Como indicado no meu artigo Kesha processa Produtor/Manipulador Dr. Luke por Abuso que quase a levou à Morte, o processo original de Kesha descreve uma relação típica de manipulador/escravo, aquela que é comum em toda a indústria do entretenimento.

A ação judicial afirma:


"Aos dezoito anos, a Srta. Sebert foi induzida pelo requerido LUKASZ SEBASTIAN GOTTWALD ("Dr. Luke"), um produtor musical de sucesso, a sair da escola, deixar para trás sua família, casa e vida em Nashville, Tennesse, e vir a Los Angeles para prosseguir uma carreira glamourosa na indústria da música.
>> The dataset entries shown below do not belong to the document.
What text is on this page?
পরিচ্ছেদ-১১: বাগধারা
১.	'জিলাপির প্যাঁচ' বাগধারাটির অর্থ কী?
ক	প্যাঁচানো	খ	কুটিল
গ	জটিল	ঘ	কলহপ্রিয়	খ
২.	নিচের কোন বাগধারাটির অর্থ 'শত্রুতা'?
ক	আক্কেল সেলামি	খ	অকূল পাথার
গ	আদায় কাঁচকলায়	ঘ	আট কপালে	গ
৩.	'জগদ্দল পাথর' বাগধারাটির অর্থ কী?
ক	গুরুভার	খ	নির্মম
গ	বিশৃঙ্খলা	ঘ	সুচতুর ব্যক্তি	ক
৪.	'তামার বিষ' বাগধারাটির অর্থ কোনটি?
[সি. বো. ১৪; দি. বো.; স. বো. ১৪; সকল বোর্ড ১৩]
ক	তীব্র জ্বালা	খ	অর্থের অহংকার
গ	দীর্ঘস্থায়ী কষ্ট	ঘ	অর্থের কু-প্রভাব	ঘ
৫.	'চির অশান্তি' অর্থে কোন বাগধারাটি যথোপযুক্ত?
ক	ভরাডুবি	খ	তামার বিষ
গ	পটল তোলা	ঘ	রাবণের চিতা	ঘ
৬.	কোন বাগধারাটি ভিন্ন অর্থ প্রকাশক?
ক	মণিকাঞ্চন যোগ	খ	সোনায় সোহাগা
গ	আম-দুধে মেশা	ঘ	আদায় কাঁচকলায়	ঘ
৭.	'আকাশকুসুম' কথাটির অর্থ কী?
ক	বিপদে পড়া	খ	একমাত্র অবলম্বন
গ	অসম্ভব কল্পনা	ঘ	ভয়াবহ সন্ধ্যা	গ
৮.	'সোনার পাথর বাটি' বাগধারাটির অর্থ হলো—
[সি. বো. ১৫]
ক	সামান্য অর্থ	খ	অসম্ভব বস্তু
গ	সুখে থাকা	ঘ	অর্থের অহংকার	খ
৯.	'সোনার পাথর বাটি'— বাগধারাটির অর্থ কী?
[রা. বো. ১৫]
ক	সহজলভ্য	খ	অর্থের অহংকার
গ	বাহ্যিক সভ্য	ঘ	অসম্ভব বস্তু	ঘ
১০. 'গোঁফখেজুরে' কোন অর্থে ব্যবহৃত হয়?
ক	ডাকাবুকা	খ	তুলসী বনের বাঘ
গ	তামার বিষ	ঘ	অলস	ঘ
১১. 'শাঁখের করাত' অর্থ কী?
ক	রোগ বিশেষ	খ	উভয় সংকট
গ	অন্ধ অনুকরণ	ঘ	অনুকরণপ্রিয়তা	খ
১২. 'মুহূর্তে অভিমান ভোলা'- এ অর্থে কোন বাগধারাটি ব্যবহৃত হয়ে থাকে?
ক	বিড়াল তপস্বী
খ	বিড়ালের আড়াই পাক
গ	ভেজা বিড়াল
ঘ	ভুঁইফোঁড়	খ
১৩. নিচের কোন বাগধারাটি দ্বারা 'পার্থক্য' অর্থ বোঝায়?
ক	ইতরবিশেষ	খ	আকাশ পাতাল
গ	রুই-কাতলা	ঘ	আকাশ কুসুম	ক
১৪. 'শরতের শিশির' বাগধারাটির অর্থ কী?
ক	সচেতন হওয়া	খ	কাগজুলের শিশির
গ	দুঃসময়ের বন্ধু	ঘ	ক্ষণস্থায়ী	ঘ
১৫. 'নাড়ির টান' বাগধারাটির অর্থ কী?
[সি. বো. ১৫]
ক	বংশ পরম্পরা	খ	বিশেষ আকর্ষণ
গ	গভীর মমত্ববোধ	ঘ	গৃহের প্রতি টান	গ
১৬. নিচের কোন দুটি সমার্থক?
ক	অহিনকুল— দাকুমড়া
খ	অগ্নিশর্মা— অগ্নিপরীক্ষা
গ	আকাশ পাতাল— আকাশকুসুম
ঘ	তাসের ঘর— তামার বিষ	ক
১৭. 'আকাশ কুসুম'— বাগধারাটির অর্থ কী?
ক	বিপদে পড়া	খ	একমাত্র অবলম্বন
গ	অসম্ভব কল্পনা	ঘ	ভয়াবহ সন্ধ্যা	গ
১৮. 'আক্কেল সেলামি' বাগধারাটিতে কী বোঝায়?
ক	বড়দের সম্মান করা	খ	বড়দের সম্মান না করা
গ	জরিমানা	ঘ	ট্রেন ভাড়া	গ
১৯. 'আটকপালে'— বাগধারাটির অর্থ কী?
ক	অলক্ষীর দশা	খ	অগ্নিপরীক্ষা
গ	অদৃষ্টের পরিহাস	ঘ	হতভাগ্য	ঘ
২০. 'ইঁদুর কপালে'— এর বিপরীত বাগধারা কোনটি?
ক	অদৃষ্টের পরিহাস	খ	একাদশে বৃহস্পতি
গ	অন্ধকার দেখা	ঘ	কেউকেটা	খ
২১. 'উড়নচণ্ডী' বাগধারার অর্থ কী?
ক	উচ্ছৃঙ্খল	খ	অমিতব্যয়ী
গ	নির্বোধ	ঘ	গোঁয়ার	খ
Nos últimos dez anos, Dr. Luke tem agredido sexualmente, fisicamente verbalmente e emocionalmente Srta. Sebert ao ponto de Srta. Sebert quase perder a vida. Dr. Luke abusou de Srta. Sebert, a fim de destruir a sua auto-confiança, auto-imagem e auto-estima para que ele pudesse manter o controle total sobre sua vida e carreira".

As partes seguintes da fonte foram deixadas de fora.